We struggle with this one as well... Before you can route to multiple ISPs, you need to have a few things in order:
1) You need to be using BGP on your router(s).
2) You need to have your own BGP AS number
3) You usually will need your own registered IP block (not one assigned by one of the two ISPs). This is to overcome the issues Yizhar mentioned.
Even then, some ISPs won't share peering relationships with others, and some won't route beyond a certain mask (as an example, my corporation has a full registered class B address, but we need to route this at the C level, and we get pushback from ISPs to do this).
In the end, it was more trouble than it was worth for us. We did our research and determined which major ISPs (Tier 1) had backbones with multiple paths into our city.
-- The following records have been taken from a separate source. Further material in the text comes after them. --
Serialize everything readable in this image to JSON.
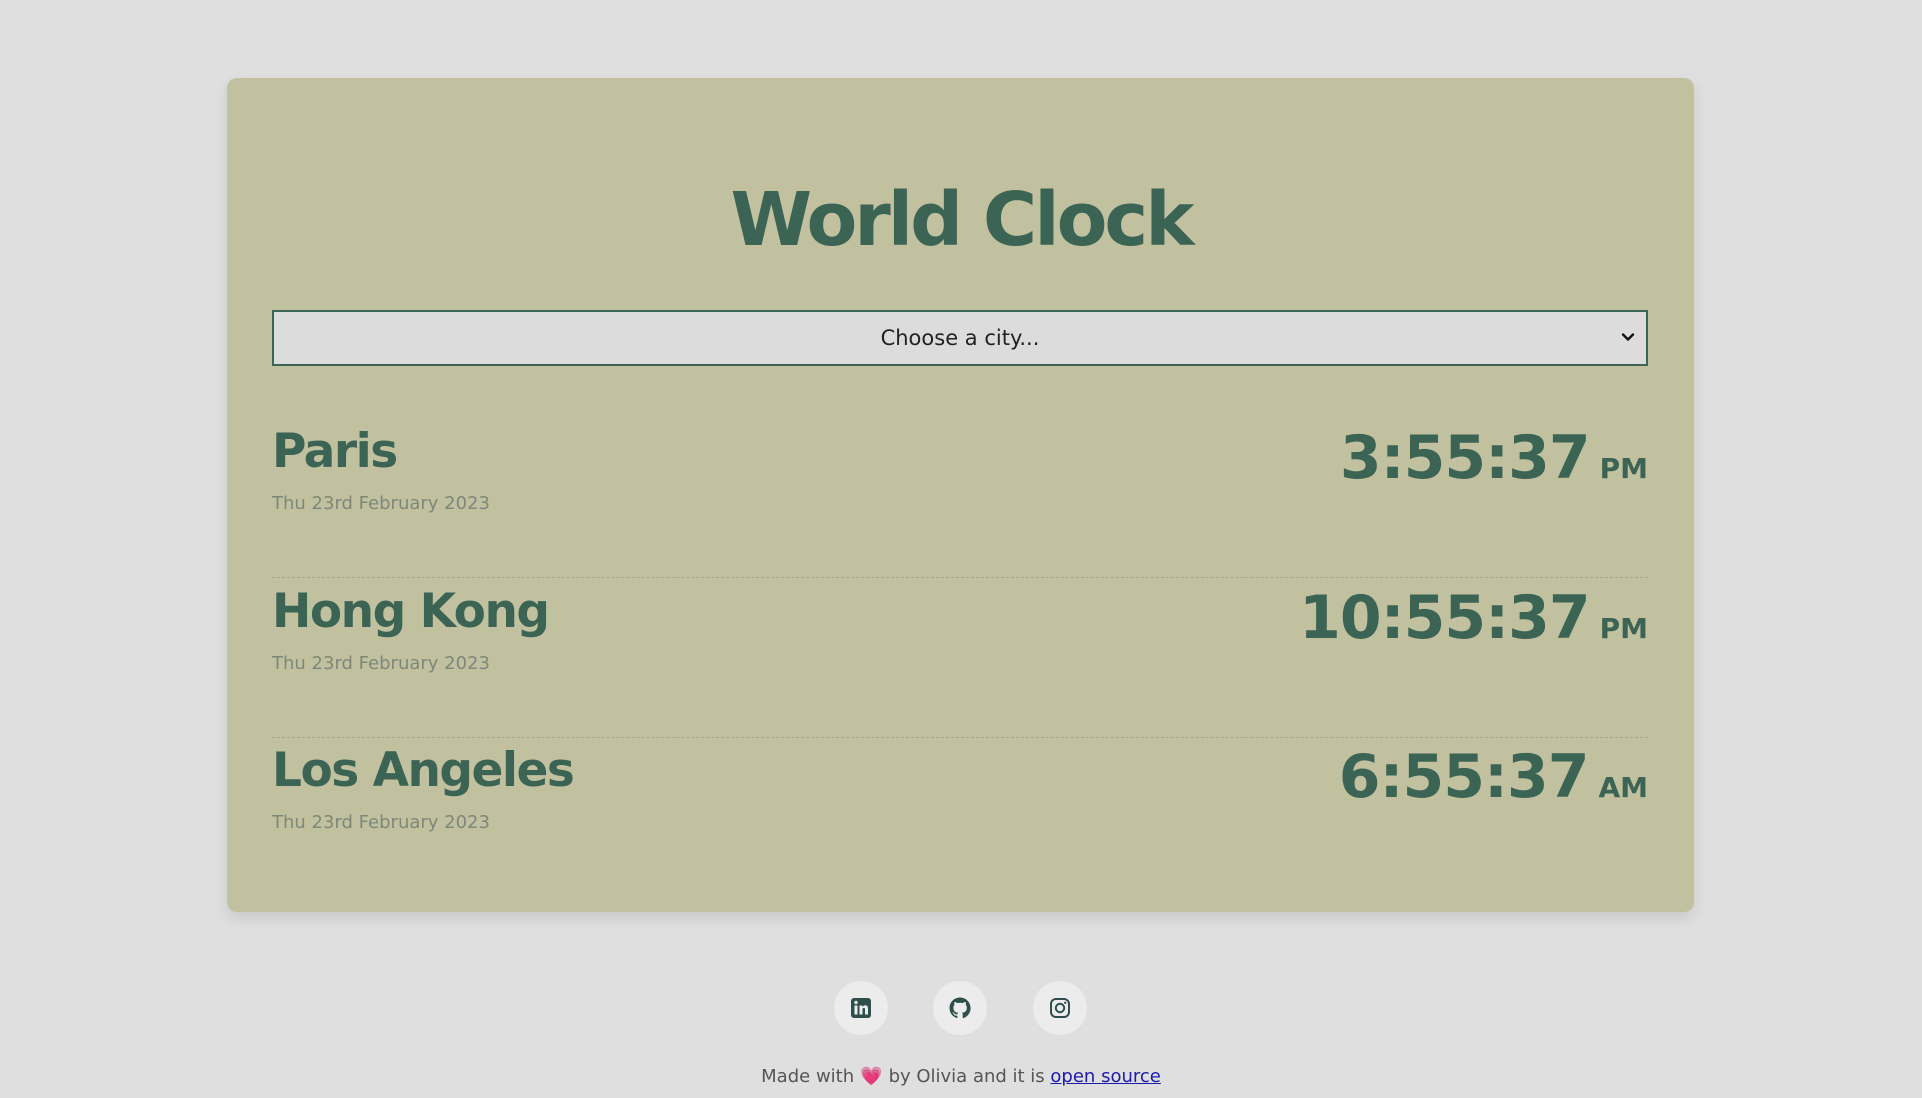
{
  "app": {
    "title": "World Clock"
  },
  "city_select": {
    "selected": "Choose a city..."
  },
  "cities": [
    {
      "name": "Paris",
      "date": "Thu 23rd February 2023",
      "time": "3:55:37",
      "ampm": "PM"
    },
    {
      "name": "Hong Kong",
      "date": "Thu 23rd February 2023",
      "time": "10:55:37",
      "ampm": "PM"
    },
    {
      "name": "Los Angeles",
      "date": "Thu 23rd February 2023",
      "time": "6:55:37",
      "ampm": "AM"
    }
  ],
  "social": {
    "icons": [
      "linkedin-icon",
      "github-icon",
      "instagram-icon"
    ]
  },
  "footer": {
    "made_with": "Made with",
    "heart": "💗",
    "by_text": "by Olivia and it is",
    "link_text": "open source"
  },
  "colors": {
    "background": "#dfdfdf",
    "card": "#c1c1a0",
    "accent": "#3b6455",
    "link": "#1c1aa8"
  }
}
We chose a single ISP, but made sure that our local loop went to two geographically different POPs, and those POPs had multiple paths to the ISP backbone.
The scenario mentioned above can be done with ISP-assigned addresses, so assuming you have BGP set up correctly on your routers, the PIX will only see one default gw and the address space is routed through both POPs (though in a redunancy scenario and not load-balancing).
This setup has worked very well for us and we have not a total outage where we lost connectivity completely. Do keep in mind, however, that unless you have multiple LECs in your city, you will still be somewhat constrained by your LEC being a single point of failure.